Paper figures (benchmarks/SaturnOPU/make_paper_figures.sh): for the
per-model decomposition plot, vit_small / vit / tinyllama now show their
matmul compute in the opu_mmt4d green segment instead of the
encoding_resolver blue segment. Overall OPU % per model is unchanged
(both are OPU-accelerated paths). large_mlp is unchanged.
Follow-Up Tasks
- [ ] Residual narrow-M hang in
iree_uk_opu_matmul. Candidates: (a) ukernel-internal debug via IREE ukernel-import escape hatch, (b) compile-time pad-to-8 narrow-M workaround, (c) route narrow 3D matmuls through theiree_uk_mmt4dukernel which handles them correctly (requires output-shape plumbing since mmt4d produces 4D while the encoding resolver produces 2D identity). - [ ] Run Phase A survey end-to-end on FireSim (4 runs × 5-min timeout) to
get works/hangs status for
vfsqrt.v,vrgather.vi,vfredmax.vs, andvfslide1down.vf. Ifvfsqrtorvrgatheralso hang, extend the MLIR pattern to scalarizemath.sqrtover vectors and lowervector.broadcast/vector.shuffletovector.insertchains respectively. - [ ] Re-run vit_small full inference on FireSim post-fix to confirm LayerNorm now returns and the model completes.
- [ ] Run smolvla compile (skipped here — 909 MB MLIR, not host-compile friendly without batching) and inventory its opcode emission to confirm the same pattern set covers it.

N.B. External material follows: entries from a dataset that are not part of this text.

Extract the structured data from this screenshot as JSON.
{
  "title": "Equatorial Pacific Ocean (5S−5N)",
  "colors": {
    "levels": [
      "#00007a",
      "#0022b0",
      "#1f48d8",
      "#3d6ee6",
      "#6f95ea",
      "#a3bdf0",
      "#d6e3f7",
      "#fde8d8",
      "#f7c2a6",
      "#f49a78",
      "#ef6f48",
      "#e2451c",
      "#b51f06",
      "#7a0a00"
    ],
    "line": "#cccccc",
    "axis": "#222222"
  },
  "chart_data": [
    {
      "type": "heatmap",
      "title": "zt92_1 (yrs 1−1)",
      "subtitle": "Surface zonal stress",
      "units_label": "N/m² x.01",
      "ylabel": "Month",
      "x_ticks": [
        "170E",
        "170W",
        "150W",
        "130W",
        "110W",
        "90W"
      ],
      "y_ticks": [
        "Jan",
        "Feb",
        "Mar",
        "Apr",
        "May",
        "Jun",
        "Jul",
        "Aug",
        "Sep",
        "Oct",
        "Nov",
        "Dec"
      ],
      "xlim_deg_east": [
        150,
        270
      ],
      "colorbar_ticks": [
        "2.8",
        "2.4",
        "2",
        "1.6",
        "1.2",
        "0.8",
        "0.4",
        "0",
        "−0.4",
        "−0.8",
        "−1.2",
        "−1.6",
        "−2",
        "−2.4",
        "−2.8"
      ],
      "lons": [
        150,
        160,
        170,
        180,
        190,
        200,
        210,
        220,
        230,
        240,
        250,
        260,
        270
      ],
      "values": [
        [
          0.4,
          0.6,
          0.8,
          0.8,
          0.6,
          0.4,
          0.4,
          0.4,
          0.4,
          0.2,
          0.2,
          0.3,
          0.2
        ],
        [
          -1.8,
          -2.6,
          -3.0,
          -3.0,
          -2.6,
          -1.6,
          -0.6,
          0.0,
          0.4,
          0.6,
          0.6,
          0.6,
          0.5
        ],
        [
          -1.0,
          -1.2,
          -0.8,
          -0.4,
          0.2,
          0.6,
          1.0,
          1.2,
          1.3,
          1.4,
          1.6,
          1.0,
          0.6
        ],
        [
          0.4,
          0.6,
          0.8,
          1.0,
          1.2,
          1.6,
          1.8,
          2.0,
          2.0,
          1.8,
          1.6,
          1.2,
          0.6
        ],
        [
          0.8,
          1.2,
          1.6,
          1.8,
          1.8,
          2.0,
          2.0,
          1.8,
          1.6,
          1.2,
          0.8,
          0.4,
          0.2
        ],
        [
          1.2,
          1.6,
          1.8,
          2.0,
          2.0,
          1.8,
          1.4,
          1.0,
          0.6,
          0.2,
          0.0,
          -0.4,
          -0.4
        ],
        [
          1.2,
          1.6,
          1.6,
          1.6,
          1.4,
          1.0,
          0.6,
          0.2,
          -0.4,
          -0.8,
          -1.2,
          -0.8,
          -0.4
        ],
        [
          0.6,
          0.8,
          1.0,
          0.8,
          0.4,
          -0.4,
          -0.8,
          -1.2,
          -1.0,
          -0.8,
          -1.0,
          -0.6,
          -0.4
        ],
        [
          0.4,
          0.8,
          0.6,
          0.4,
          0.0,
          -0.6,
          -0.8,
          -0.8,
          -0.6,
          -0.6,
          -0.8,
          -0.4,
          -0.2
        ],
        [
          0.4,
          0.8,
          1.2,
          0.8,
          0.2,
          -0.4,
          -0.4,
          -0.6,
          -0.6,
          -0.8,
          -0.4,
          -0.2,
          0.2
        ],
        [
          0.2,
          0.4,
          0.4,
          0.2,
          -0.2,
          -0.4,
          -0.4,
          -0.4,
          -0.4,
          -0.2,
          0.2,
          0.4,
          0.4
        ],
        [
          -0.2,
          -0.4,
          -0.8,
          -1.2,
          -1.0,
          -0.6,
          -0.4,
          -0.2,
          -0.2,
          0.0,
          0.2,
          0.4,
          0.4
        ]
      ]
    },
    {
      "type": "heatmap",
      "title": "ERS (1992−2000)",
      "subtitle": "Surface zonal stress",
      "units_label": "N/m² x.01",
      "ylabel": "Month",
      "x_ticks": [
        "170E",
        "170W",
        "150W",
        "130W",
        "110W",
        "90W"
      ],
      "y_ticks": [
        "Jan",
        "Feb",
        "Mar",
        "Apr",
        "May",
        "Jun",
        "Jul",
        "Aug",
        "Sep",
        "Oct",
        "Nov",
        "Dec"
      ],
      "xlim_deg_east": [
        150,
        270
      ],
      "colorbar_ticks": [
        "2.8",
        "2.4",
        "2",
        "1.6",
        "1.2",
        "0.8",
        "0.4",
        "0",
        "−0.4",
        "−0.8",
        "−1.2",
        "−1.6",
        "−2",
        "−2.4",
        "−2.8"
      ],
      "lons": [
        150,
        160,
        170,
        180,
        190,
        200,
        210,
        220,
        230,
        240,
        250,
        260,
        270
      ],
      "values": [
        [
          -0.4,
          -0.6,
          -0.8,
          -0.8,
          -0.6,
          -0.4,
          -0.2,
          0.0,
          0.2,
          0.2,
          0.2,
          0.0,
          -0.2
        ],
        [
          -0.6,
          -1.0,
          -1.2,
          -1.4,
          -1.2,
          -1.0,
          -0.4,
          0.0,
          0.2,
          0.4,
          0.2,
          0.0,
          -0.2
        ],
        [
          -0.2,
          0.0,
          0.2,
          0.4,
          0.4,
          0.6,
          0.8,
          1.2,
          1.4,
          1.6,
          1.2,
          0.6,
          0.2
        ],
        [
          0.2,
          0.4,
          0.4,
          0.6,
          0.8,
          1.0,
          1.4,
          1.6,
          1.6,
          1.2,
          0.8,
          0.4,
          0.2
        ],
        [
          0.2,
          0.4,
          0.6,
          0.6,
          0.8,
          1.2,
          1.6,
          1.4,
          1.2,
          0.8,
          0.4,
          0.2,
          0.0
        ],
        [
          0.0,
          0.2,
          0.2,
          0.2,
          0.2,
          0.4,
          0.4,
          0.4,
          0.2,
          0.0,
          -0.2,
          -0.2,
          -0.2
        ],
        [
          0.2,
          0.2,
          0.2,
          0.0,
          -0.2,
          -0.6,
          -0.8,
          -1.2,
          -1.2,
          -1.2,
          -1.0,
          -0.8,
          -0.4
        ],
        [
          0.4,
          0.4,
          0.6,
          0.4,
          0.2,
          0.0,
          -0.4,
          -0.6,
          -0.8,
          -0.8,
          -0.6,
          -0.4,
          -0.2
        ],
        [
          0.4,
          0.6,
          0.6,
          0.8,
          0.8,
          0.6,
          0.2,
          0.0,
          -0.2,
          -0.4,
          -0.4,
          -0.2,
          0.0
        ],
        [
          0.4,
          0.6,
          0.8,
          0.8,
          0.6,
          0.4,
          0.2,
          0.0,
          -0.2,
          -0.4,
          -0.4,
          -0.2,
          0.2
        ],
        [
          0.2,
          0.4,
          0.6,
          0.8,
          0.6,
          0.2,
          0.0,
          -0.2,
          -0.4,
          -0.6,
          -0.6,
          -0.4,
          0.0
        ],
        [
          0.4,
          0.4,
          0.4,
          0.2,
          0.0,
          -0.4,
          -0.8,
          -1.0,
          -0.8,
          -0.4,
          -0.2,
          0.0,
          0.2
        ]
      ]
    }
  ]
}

- [ ] File an upstream issue against
saturn-vectorsRTL referencing the works/hangs table once Phase A is complete. - [ ] Once stable, gate the rvvtest binary behind a default-OFF
MERLIN_BUILD_OPU_RVV_SELFTESTcmake option insamples/SaturnOPU/simple_embedding_ukernel/CMakeLists.txtso it stays in tree as a hardware-bringup probe without bloating default builds. - [ ] Restore
chipyard/sims/firesim/deploy/config_runtime.yamlfrom the.bak_rvvtestbackup once the rvvtest workload is no longer the active one.